The incidence of Type 1 diabetes has been increasing at a rate too rapid to be due to changes in genetic risk. Instead changes in environmental factors are the likely culprit. The endoplasmic reticulum (ER) plays an important role in the production of newly synthesized proteins and interference with these processes leads to ER stress. The insulin-producing beta cells are particularly prone to ER stress as a result of their heavy engagement in insulin production. Increasing evidence suggests ER stress is central to initiation and progression of Type 1 diabetes. An early environmental exposure, such as toxins and viral infections, can impart a significant physiological load on beta cells to initiate abnormal processing of proinsulin, ER stress and insulin secretory defects. Release of altered proinsulin from the beta cells early in life may trigger autoimmunity in those with genetic susceptibility leading to cytokine-induced nitric oxide production and so exacerbating ER stress in beta cells, ultimately leading to apoptosis of beta cells and diabetes. Here we suggest that ER stress is an inherent cause of beta cell dysfunction and environmental factors, in particular dietary toxins derived from Streptomyces in infected root vegetables, can impart additional stress that aggravates beta cell death and progression to diabetes. Furthermore, we propose that the increasing incidence of Type 1 diabetes may be accounted for by increased dietary exposure to ER-stress-inducing Streptomyces toxins.

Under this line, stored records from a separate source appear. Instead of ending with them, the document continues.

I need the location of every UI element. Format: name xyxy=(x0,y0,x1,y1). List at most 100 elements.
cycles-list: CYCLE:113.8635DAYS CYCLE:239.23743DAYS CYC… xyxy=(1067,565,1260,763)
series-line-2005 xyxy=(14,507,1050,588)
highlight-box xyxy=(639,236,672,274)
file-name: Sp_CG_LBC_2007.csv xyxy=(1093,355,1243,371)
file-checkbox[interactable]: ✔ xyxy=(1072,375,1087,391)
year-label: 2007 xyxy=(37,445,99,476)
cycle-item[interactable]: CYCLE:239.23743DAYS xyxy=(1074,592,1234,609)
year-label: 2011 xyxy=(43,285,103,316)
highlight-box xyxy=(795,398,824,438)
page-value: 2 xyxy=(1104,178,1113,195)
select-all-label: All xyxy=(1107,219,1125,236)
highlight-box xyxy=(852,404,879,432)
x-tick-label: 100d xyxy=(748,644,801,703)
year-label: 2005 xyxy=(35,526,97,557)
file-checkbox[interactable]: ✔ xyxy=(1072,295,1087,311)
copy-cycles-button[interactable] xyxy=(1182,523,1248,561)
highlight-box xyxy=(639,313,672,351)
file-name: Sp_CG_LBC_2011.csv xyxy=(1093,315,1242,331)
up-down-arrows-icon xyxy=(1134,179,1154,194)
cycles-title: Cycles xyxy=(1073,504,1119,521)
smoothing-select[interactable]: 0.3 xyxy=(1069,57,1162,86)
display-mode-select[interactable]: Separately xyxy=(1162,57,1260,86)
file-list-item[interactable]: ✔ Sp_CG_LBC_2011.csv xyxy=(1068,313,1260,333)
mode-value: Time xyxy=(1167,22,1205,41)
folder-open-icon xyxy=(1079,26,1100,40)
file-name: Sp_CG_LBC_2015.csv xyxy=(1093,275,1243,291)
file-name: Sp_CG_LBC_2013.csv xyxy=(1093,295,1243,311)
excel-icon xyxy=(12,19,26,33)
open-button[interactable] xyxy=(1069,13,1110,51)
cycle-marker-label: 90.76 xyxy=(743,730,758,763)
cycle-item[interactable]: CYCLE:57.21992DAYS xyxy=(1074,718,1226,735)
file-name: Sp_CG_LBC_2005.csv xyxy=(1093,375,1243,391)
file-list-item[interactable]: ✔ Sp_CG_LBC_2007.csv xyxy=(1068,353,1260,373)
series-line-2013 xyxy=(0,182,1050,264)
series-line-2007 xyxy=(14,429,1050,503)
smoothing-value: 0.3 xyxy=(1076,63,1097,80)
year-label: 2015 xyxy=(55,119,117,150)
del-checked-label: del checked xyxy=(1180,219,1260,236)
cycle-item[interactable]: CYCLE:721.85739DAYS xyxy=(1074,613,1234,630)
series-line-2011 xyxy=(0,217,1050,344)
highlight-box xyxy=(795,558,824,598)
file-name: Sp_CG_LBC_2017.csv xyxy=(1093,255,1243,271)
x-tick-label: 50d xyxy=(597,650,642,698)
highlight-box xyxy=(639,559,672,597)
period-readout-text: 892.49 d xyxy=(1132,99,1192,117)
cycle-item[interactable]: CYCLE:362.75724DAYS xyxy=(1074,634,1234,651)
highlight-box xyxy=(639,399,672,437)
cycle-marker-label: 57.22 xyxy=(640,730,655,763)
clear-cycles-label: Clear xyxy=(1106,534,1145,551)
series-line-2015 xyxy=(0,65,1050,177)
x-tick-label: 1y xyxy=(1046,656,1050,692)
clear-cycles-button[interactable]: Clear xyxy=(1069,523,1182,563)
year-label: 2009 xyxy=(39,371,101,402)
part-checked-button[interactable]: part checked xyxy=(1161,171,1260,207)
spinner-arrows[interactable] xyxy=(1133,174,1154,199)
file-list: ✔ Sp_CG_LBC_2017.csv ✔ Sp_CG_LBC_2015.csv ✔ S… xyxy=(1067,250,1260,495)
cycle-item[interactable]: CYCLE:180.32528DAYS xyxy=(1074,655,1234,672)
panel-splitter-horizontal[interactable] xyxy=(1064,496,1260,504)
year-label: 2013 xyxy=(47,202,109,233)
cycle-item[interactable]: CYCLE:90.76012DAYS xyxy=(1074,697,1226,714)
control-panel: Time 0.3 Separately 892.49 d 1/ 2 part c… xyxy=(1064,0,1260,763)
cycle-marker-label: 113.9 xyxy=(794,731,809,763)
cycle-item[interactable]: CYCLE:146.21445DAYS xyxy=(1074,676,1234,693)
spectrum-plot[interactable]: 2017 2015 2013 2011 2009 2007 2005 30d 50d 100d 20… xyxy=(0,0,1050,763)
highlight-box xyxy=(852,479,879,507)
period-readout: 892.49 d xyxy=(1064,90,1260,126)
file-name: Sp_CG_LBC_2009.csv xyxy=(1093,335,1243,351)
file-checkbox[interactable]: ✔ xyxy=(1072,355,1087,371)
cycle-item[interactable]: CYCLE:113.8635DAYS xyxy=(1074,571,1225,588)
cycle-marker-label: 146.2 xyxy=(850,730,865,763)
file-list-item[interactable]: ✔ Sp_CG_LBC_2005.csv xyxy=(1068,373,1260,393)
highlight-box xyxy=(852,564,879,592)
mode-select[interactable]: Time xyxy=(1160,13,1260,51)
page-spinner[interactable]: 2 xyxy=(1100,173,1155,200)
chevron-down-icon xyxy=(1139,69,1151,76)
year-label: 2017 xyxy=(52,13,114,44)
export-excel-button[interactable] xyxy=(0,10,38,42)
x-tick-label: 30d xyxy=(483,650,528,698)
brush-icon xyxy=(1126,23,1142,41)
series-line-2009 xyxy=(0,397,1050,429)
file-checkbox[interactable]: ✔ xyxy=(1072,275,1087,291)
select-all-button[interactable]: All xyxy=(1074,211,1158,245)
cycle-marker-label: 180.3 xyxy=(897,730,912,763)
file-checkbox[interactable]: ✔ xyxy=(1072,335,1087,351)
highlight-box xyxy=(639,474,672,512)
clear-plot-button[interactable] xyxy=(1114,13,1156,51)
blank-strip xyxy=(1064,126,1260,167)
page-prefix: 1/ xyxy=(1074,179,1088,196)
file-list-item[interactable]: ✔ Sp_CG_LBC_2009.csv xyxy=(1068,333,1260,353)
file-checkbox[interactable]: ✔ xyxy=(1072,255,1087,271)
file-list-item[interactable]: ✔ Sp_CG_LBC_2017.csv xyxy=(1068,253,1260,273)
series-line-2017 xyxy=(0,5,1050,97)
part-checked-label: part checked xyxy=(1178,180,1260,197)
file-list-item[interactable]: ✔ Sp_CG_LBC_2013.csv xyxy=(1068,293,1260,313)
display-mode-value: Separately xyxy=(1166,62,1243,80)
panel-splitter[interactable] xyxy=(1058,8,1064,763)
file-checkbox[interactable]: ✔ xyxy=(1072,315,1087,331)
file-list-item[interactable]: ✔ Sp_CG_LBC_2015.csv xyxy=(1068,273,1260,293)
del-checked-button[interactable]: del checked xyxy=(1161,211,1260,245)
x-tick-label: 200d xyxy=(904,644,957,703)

Maternal diet during pregnancy and islet autoimmunity in offspring.

BACKGROUND: Recent studies on the etiology of type 1 diabetes mellitus (T1DM) suggest that the components of the infant diet are associated with islet autoimmunity (IA), a precursor of T1DM. The role of prenatal nutritional exposures has not been thoroughly investigated. METHODS: The Diabetes Autoimmunity Study in the Young has enrolled newborns from 1993 to 2004 at increased risk for T1DM based on human leukocyte antigen (HLA) genotype and family history of T1DM. The child is tested for islet autoantibodies at 9 and 15 months, 2 yr, and annually thereafter. We conducted a cohort study of 642 subjects for whom a Willett food frequency questionnaire for the mother's third trimester diet was completed. A case is defined as a subject who tests positive for islet autoantibodies at two consecutive blood draws and is still positive (or diabetic) at last follow-up (n = 27). Maternal consumption frequencies of potatoes, other root vegetables, gluten-containing foods, non-gluten cereal grains, cow's milk and cow's milk products, fruits, vegetables, meat and poultry, and fish were analyzed in a survival analysis. RESULTS: Adjusting for breast-feeding duration, age at first cereal introduction, ethnicity, HLA genotype, family history of T1DM, and total caloric intake, higher maternal intake of potatoes (hazard ratio for one standard deviation difference: 0.49, 95% confidence interval: 0.28-0.86) was associated with a delayed time to IA onset. No other food groups ingested during pregnancy were associated with IA in the child. CONCLUSIONS: The composition of the maternal diet during pregnancy may play a role in the offspring's risk of development of IA and potentially T1DM.